How Cloud data sharing works

This topic describes how the Cloud data sharing feature works in the IBM Storage Scale cluster.

Cloud data sharing allows you to import data from object storage into your IBM Storage Scale file system using the import command. You can also export data to the cloud for use in the cloud by using the export command. Optionally, there is a manifest that can be built that allows those sharing to very quickly ascertain what files are being shared.

Cloud data sharing is different from Transparent cloud tiering because it is meant as a means of sharing and distributing data, whereas with Transparent cloud tiering the data that is migrated to object storage is concealed so it can be consumed only by recalling the data back into the IBM Storage Scale system.
Note: There is no implicit consistency link that is established by the export or import of a file. The import or export is just a transfer of a file. Once the transfer is complete, if the original file is changed at one place it has no bearing on its copies. And if a copy of a file is changed or deleted it has no bearing on the original.
How exporting file system data to cloud storage works
Figure 1. Exporting file system data to a cloud storage tier
How exporting file system data to cloud storage works.
You can use the Cloud data sharing service to export data to the cloud. Data can be exported manually, but typically it is done leveraging the ILM Policy Manager that comes with IBM Storage Scale. When data transfer requests are generated, they are distributed evenly between all nodes in the Cloud services node group providing the Cloud data sharing service.

Also, optionally as a part of the export request, a list of what was sent is also put in a manifest file that can be used to track what was exported. Export is very flexible because for each command the target container can be specified. Any container accessible by the given cloud account can be used. For each export command, you can also specify the target manifest file. The manifest file is not automatically stored in the cloud storage but rather remains stored within the Cloud data sharing service. The manifest is exported on demand to the desired target location.

How importing object storage data into the IBM Storage Scale file system works
Figure 2. Importing object storage data into the file system
How importing object storage data into theIBM Storage Scalefile system works .
You can import data directly by providing a list of objects to be imported in the command itself or by providing a pointer to a manifest that contains the list of objects to be imported. The files are imported and placed in a target directory in the file system. Since the files are not yet present in the file system, there is no way to use the policy engine to initially import the files. You can also import the stub of the file and then use the policy engine to look at the file stub information that you use to import the desired data subset.
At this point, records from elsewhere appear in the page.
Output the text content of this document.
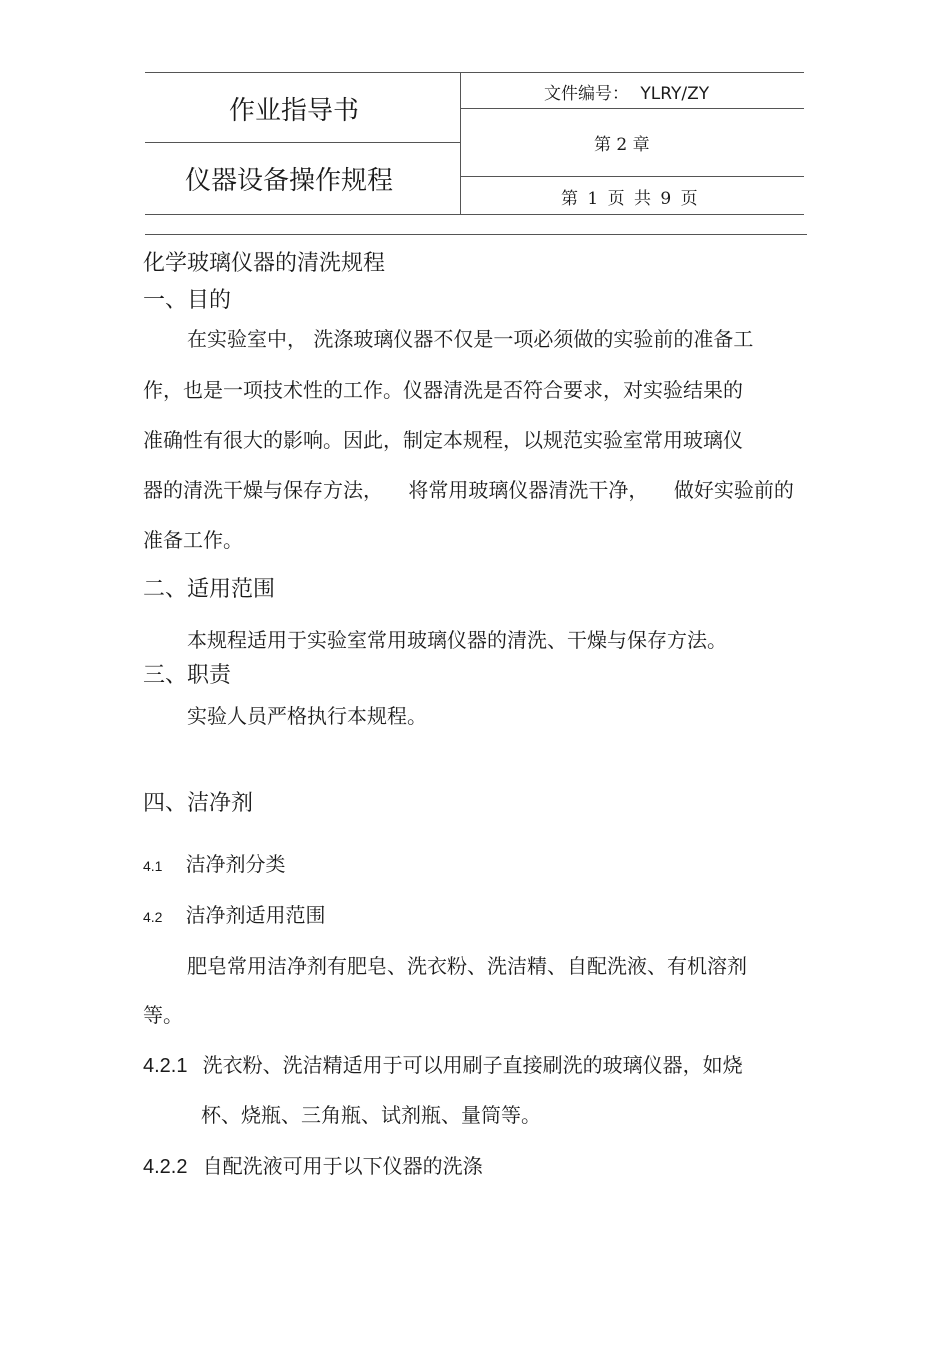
作业指导书
仪器设备操作规程
文件编号： YLRY/ZY
第 2 章
第 1 页 共 9 页
化学玻璃仪器的清洗规程
一、目的
在实验室中， 洗涤玻璃仪器不仅是一项必须做的实验前的准备工
作，也是一项技术性的工作。仪器清洗是否符合要求，对实验结果的
准确性有很大的影响。因此，制定本规程，以规范实验室常用玻璃仪
器的清洗干燥与保存方法，    将常用玻璃仪器清洗干净，    做好实验前的
准备工作。
二、适用范围
本规程适用于实验室常用玻璃仪器的清洗、干燥与保存方法。
三、职责
实验人员严格执行本规程。
四、洁净剂
4.1 洁净剂分类
4.2 洁净剂适用范围
肥皂常用洁净剂有肥皂、洗衣粉、洗洁精、自配洗液、有机溶剂
等。
4.2.1 洗衣粉、洗洁精适用于可以用刷子直接刷洗的玻璃仪器，如烧
杯、烧瓶、三角瓶、试剂瓶、量筒等。
4.2.2 自配洗液可用于以下仪器的洗涤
You can delete the stubs that you are not interested in.
Note: The import of the stub only works if the data on the object storage that is being imported was originally created using the IBM Storage Scale export service so that the stub has the appropriate format. (Native object storage stubs are not mapped or normalized as of yet).

How to be aware of and exploit what data is shared

A manifest might be kept which lists information on objects that are in cloud storage available for sharing. When the Cloud data sharing service exports files to the object storage, it can be directed to add entries on what it exported to a manifest. Other applications that generate cloud data can also generate a manifest. The location of where the manifest is stored and when it is exported to be looked at is the decision of the application – it is not automatic. A typical time to export the manifest to object storage is in the same cron job as the policy invocation immediately following the policy execution completion so that it represents all the files that are exported by that policy run.

The mmcloudmanifest manifest utility program is available that can read a manifest and provide a comma-separated value (CSV) output stream of all the files in the manifest, or a subset of those files as provided by some simple filtering. This manifest utility is written in Python and can run separately from the cloud data sharing service most anywhere python can run. The utility is also built into cloud data sharing and can be used to get input for import operations.

Currently, there is no built-in way to do asynchronous notification or to have a database that tracks all updates at a scale larger than is reasonable with manifest files, but it is possible to add notification in the script where the export policy is invoked. Also, manifests can be readily consumed by a database (for example the Elastic Search, Logstash, Kibana ELK Stack) since the data structure is very simple. On larger deployments, such an approach with asynchronous notification that is built into the scripts (and uses a database) is worth consideration.

How a native cloud storage application can prepare a set of objects for sharing

There is a simple way for native cloud storage applications or other generators of cloud object data to generate a manifest. The manifest utility can build the manifest from a list of objects that it is passed.